Many opposed to independence stayed away from the polls, not wanting to legitimise the result.
Maria, a Barcelona local taking part in an anti-independence demonstration on Sunday, said she was not going to vote “because it’s illegal”.
She wanted a united Spain because it would give the country more strength, she said. In the lead-up to the referendum there had been lies “on both sides” about the effect of independence on the region’s economy, she added.
She was part of a march of flag-draped pro-unity protesters chanting “you can’t fool us, Catalonia is Spain”.
One of the most violent clashes in Barcelona came at a polling station in the Ramon Llull school.
Volunteer Marc Carrasco said hundreds of people had gathered at the school before daylight, aiming to peacefully prevent police from entering.

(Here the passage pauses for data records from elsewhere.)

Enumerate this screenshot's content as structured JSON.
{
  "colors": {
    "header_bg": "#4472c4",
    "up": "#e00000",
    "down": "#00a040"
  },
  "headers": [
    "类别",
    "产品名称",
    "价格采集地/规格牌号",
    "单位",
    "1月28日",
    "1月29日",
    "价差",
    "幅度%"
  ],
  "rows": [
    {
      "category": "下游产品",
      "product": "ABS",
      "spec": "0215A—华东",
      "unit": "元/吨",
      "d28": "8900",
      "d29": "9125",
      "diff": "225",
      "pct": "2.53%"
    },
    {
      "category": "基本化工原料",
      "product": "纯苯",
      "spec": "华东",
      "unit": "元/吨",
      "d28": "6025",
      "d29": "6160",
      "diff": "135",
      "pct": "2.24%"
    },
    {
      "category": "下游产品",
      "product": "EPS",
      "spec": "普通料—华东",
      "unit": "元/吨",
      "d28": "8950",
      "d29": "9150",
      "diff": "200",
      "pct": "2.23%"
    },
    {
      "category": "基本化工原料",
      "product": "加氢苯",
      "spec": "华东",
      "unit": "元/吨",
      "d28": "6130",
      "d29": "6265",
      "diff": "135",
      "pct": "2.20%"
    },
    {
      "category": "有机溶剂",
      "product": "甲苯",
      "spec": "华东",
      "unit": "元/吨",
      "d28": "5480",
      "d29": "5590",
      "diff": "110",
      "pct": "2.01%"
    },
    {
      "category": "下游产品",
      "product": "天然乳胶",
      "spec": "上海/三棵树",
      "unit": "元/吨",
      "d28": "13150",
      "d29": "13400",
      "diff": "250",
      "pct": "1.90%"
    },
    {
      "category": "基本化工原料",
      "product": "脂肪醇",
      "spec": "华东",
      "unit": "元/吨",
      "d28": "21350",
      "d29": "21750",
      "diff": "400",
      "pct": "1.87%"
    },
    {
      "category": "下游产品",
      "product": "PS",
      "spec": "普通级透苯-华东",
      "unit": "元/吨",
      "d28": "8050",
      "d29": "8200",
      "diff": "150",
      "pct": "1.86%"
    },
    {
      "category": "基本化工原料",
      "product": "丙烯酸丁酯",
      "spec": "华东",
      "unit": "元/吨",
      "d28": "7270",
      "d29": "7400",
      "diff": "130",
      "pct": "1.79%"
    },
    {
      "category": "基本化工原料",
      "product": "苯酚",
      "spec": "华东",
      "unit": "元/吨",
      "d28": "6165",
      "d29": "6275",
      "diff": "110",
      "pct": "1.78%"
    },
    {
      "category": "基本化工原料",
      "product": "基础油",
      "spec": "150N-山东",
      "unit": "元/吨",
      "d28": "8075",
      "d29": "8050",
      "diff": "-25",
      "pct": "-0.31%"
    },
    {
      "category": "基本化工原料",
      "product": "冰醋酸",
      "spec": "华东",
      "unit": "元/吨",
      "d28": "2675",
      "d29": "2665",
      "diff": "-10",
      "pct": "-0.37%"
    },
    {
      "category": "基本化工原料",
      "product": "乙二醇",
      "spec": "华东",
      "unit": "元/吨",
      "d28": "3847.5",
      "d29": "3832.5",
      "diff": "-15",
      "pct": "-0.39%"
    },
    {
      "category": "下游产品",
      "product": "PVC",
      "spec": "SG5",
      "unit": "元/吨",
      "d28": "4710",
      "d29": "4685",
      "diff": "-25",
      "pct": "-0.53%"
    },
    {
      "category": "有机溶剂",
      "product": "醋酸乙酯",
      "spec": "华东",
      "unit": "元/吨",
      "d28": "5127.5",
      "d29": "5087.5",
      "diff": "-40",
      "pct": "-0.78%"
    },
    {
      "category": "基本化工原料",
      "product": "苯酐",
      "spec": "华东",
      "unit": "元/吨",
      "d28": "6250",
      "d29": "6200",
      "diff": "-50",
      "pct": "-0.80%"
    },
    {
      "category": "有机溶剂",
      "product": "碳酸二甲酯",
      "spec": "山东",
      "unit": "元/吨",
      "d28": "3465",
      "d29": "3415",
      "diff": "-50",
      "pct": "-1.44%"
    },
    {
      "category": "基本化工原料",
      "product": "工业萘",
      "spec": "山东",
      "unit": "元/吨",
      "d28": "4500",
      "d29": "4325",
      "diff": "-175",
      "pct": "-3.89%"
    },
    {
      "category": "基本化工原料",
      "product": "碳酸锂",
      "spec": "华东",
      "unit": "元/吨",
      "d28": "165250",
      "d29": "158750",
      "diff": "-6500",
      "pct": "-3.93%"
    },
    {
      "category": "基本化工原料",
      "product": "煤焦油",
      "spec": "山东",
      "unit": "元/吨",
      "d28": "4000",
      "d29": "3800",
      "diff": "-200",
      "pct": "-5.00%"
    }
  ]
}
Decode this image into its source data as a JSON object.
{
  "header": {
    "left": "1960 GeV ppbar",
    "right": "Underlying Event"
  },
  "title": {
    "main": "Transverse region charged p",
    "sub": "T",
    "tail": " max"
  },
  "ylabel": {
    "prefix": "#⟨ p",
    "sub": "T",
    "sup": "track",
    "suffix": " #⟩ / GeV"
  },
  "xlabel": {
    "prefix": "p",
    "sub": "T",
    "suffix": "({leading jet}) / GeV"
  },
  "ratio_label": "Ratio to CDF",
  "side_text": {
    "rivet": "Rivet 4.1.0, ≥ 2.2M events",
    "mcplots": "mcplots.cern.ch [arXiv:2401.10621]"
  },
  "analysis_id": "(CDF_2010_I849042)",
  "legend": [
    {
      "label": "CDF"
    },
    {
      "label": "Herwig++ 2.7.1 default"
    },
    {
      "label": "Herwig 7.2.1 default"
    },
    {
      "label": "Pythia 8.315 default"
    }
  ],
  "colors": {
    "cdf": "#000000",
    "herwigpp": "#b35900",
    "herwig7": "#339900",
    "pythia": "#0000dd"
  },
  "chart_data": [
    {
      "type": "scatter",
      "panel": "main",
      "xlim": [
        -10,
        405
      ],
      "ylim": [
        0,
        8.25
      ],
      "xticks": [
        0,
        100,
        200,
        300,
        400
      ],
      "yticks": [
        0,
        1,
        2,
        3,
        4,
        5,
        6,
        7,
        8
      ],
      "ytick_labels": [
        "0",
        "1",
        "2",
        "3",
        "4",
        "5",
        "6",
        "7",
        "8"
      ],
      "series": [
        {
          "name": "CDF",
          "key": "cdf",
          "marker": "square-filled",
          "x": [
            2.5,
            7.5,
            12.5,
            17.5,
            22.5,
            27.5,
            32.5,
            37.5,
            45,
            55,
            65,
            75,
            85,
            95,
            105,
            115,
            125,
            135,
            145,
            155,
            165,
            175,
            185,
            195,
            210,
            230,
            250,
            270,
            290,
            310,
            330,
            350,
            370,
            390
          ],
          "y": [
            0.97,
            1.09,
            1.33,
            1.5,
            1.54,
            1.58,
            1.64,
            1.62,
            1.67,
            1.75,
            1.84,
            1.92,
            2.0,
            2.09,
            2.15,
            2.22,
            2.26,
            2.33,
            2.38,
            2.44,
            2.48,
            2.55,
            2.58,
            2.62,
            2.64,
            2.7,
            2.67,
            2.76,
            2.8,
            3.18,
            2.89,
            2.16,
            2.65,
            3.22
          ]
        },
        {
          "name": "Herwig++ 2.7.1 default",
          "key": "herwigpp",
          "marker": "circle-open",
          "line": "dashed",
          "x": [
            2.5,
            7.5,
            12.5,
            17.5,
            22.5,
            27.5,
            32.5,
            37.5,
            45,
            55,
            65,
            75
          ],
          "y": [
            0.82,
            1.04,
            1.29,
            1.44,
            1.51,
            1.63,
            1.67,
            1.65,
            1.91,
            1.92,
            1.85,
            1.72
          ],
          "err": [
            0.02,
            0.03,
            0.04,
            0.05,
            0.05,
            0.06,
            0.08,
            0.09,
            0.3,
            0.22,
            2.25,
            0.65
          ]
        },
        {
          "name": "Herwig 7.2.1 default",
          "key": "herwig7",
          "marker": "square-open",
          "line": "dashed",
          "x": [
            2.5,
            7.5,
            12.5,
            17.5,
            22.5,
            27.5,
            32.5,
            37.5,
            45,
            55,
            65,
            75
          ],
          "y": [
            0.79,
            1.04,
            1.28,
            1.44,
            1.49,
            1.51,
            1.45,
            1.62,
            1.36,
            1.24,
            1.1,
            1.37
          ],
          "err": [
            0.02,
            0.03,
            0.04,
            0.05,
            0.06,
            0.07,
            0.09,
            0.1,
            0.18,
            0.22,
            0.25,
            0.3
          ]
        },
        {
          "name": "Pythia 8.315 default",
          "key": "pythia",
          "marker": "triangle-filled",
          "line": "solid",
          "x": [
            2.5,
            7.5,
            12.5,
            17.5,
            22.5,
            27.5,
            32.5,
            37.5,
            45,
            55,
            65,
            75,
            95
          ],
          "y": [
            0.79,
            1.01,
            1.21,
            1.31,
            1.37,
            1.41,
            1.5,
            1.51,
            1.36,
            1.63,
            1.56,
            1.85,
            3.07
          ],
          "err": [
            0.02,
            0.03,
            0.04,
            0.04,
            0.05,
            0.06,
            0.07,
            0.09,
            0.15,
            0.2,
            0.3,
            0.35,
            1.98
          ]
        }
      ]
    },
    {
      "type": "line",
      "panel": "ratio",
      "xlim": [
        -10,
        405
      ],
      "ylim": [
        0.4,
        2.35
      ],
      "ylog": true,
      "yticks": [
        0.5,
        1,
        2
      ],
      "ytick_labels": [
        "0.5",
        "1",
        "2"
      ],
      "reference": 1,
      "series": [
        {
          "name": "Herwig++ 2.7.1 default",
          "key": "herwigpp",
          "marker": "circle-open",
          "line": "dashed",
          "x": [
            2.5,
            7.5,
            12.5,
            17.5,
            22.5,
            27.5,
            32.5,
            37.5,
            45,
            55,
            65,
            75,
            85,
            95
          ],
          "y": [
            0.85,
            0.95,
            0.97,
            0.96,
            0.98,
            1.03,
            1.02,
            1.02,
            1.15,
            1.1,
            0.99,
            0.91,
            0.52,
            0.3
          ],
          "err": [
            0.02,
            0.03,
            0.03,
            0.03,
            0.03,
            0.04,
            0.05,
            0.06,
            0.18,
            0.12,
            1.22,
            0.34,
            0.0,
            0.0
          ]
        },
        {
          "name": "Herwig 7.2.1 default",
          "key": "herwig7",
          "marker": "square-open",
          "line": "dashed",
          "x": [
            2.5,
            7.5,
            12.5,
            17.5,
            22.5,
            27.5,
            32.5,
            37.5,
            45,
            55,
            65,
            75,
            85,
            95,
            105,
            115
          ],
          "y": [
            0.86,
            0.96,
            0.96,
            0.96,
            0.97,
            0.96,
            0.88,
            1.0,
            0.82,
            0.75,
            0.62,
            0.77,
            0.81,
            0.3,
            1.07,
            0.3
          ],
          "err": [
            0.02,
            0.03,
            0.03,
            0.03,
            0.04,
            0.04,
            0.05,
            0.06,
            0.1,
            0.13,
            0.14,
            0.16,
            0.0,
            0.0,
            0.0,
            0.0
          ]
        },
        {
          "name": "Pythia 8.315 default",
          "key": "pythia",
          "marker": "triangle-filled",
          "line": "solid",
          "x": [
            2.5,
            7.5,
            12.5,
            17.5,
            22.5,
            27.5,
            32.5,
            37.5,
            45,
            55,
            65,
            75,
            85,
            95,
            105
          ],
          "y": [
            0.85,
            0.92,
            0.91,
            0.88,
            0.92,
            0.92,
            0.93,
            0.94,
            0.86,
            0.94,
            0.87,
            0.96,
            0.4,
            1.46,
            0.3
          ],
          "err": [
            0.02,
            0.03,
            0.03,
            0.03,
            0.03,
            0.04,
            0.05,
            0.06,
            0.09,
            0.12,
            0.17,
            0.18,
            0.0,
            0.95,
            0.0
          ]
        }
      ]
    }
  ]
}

Half an hour before the polls opened “they tried to enter but it was impossible – people linked arms”, he said.
“A half hour later the police came back with guns and helmets. They jumped the fence. We went inside and closed the door but they crashed the door and seized the ballot boxes – and that was it.
“A few minutes later when they were leaving they were shooting plastic (rubber) bullets. There was a lot of that. They shot one guy in the eye.”
He shook his head at the Spanish police action.
“It’s so, so sad, it’s incredible,” he said. “Yes, yes, we have anger.”
“The Spanish answer was only police and the law – never a conversation, never, never democracy”.
There were more peaceful scenes at other polling stations, where voters put up with Spanish rain and slow queues.
They cheered and chanted “votarem!” (‘we will vote’).
Pol, 26, said he had waited all night in the queue to vote – finally getting his chance at 1pm, 17 hours since he joined the line.
“It’s a special feeling,” he said, beaming as he emerged from the voting station. “The most important thing is democracy, and the expression of democracy is to vote.
“I think the Spanish government has not done a good thing for its reputation today.”
A football match between FC Barcelona and Las Palmas was held behind closed doors on Sunday, amid fears that anger over the vote might spill into the stands.
In a statement the Barcelona club said it condemned the events in Catalonia which had taken place “to prevent its citizens exercising their democratic right to free expression”, and said the country’s football league had refused a request to postpone the game.
Players from the opposition Les Palmas side wore Spanish flags on their shirts in support of national unity.